April 08: Just say whoa

April 08: Just say whoa

Way back when the 21st century was young and the president was just a horse’s ass instead of a deceptive, calculating horse’s ass, I worked for a Realtor in Bethesda, Maryland—one of the top-selling Realtors in the nation, she’d have you know. And the first thing she did when she got yet another multi-million-dollar listing was send a professional photographer to spend an hour taking exterior and interior photos of the house.

When this particular Realtor landed a run-of-the-mill, three-quarters-of-a million listing, she sent me.

Sense something’s not quite right? In a transaction as big as a house sale, you should pay attention to those worrisome signs.

Granted, she was one of the best at what she did, and those six-figure houses sold just as well and as rapidly as the multimillion houses. This was, after all, 2001 in suburban Washington, D.C. The market was awhirl. But I should have been a walking red flag to those sellers that my boss wasn’t going to devote the time nor treasure to selling their houses as she was to those of her upper-tier clients.

Red flags in buying and selling homes aren’t necessarily deal-breakers, but they should get your attention. A soft market can tempt unscrupulous Realtors and lenders to cut corners or push deals. Here are things to watch for so you don’t get burned.

In both buying and selling, a Comparative Market Analysis (CMA) is essential. This is a look at houses that are currently listed and have been recently sold, among other data, which Realtors pull from the MLS system. If you are selling your house and interviewing Realtors (you should interview them like a job applicant, not pick the one with the best headshot) and he or she doesn’t bring a CMA, that should be a red flag.

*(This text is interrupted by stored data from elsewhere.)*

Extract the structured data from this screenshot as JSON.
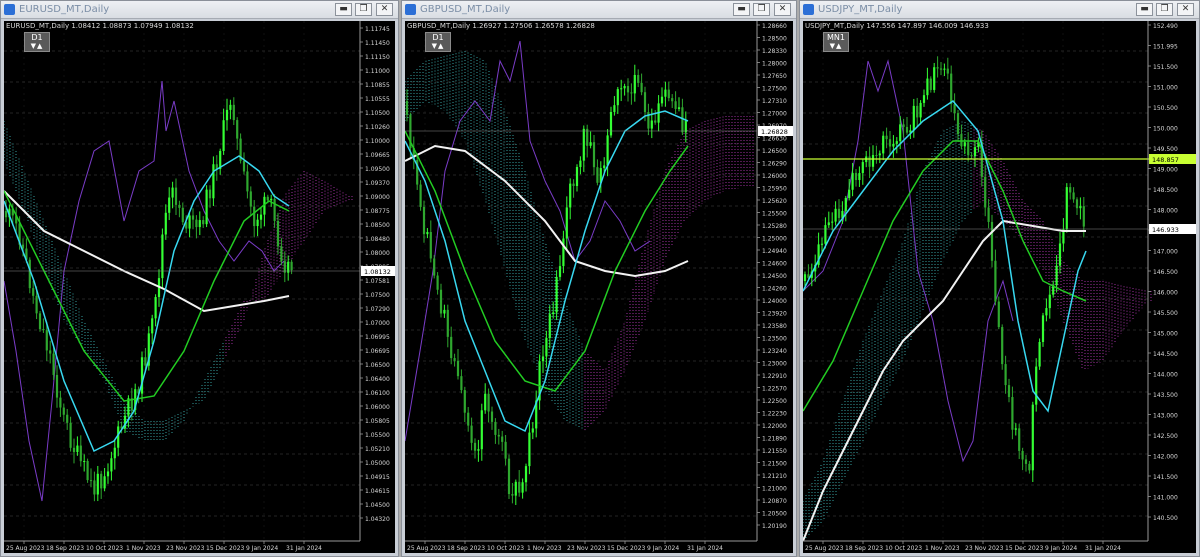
{
  "windows": [
    {
      "symbol": "EURUSD",
      "title": "EURUSD_MT,Daily",
      "ohlc": "EURUSD_MT,Daily  1.08412 1.08873 1.07949 1.08132",
      "timeframe": "D1",
      "current_price": "1.08132",
      "price_labels": [
        "1.11745",
        "1.11450",
        "1.11150",
        "1.11000",
        "1.10855",
        "1.10555",
        "1.10500",
        "1.10260",
        "1.10000",
        "1.09665",
        "1.09500",
        "1.09370",
        "1.09000",
        "1.08775",
        "1.08500",
        "1.08480",
        "1.08000",
        "1.07885",
        "1.07581",
        "1.07500",
        "1.07290",
        "1.07000",
        "1.06995",
        "1.06695",
        "1.06500",
        "1.06400",
        "1.06100",
        "1.06000",
        "1.05805",
        "1.05500",
        "1.05210",
        "1.05000",
        "1.04915",
        "1.04615",
        "1.04500",
        "1.04320"
      ],
      "date_labels": [
        "25 Aug 2023",
        "18 Sep 2023",
        "10 Oct 2023",
        "1 Nov 2023",
        "23 Nov 2023",
        "15 Dec 2023",
        "9 Jan 2024",
        "31 Jan 2024"
      ]
    },
    {
      "symbol": "GBPUSD",
      "title": "GBPUSD_MT,Daily",
      "ohlc": "GBPUSD_MT,Daily  1.26927 1.27506 1.26578 1.26828",
      "timeframe": "D1",
      "current_price": "1.26828",
      "price_labels": [
        "1.28660",
        "1.28500",
        "1.28330",
        "1.28000",
        "1.27650",
        "1.27500",
        "1.27310",
        "1.27000",
        "1.26970",
        "1.26630",
        "1.26500",
        "1.26290",
        "1.26000",
        "1.25950",
        "1.25620",
        "1.25500",
        "1.25280",
        "1.25000",
        "1.24940",
        "1.24600",
        "1.24500",
        "1.24260",
        "1.24000",
        "1.23920",
        "1.23580",
        "1.23500",
        "1.23240",
        "1.23000",
        "1.22910",
        "1.22570",
        "1.22500",
        "1.22230",
        "1.22000",
        "1.21890",
        "1.21550",
        "1.21500",
        "1.21210",
        "1.21000",
        "1.20870",
        "1.20500",
        "1.20190"
      ],
      "date_labels": [
        "25 Aug 2023",
        "18 Sep 2023",
        "10 Oct 2023",
        "1 Nov 2023",
        "23 Nov 2023",
        "15 Dec 2023",
        "9 Jan 2024",
        "31 Jan 2024"
      ]
    },
    {
      "symbol": "USDJPY",
      "title": "USDJPY_MT,Daily",
      "ohlc": "USDJPY_MT,Daily  147.556 147.897 146.009 146.933",
      "timeframe": "MN1",
      "current_price": "146.933",
      "hline_price": "148.857",
      "price_labels": [
        "152.490",
        "151.995",
        "151.500",
        "151.000",
        "150.500",
        "150.000",
        "149.500",
        "149.000",
        "148.500",
        "148.000",
        "147.500",
        "147.000",
        "146.500",
        "146.000",
        "145.500",
        "145.000",
        "144.500",
        "144.000",
        "143.500",
        "143.000",
        "142.500",
        "142.000",
        "141.500",
        "141.000",
        "140.500",
        "140.000"
      ],
      "date_labels": [
        "25 Aug 2023",
        "18 Sep 2023",
        "10 Oct 2023",
        "1 Nov 2023",
        "23 Nov 2023",
        "15 Dec 2023",
        "9 Jan 2024",
        "31 Jan 2024"
      ]
    }
  ],
  "window_buttons": {
    "minimize": "▬",
    "restore": "❐",
    "close": "✕"
  },
  "colors": {
    "bull": "#33ff33",
    "bear": "#2fa82f",
    "ma_fast": "#38d8f0",
    "ma_mid": "#22cc22",
    "ma_slow": "#f2f2f2",
    "chikou": "#7a3cc8",
    "kumo_bull": "#46d0d0",
    "kumo_bear": "#d13fd1",
    "hline": "#c8ff32",
    "grid": "#4a4a4a"
  },
  "icons": {
    "window": "chart-window-icon",
    "arrows": "▼▲"
  }
}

Either that Realtor is not on top of his or her game, or they’re time-pressed and sloppy.

If you’re buying, the CMA should be a starting point to look at the local market. Don’t be pushed around or hurried by a Realtor. Make sure they understand exactly what you’re looking for and how flexible your price range is. If the Realtor feels overtly aggressive while you’re discussing these things, or if she or he doesn’t seem to listen, that should raise a red flag. Communication is key.

If you’re selling, your interviews with Realtors should be thorough. At what price will different Realtors list your house? Why? If a Realtor tells you he or she can sell your house for what sounds like an outlandish price (and doesn’t have the CMA to back it up), that should raise a flag. You want the hard truth, not an agent who’s willing to tell you what you want to hear to get your business.

Here’s a quick list of other red flags. They may seem obvious, but people keep ignoring them.

Seller says there’s no need for a home inspection: New or resale, you need a home inspection before you close. If your Realtor disagrees, that’s red flag number two.

Dual agency: When one agent represents both the buyer and seller, he or she can’t look out for both interests. Local real estate blogger Jim Duncan (realcentralva.com) is critical of dual agency. Listen to him.

Realtor acting as loan originator: A California couple is suing their agent, who was also their mortgage broker, for selling them a house at an inflated price. Yup, sounds about right.

Individually, a red flag isn’t a reason to torpedo a deal or end a business relationship. But it’s a reason to ask a few questions, maybe toughen up your stance. A bundle of red flags, well, that’s something different altogether.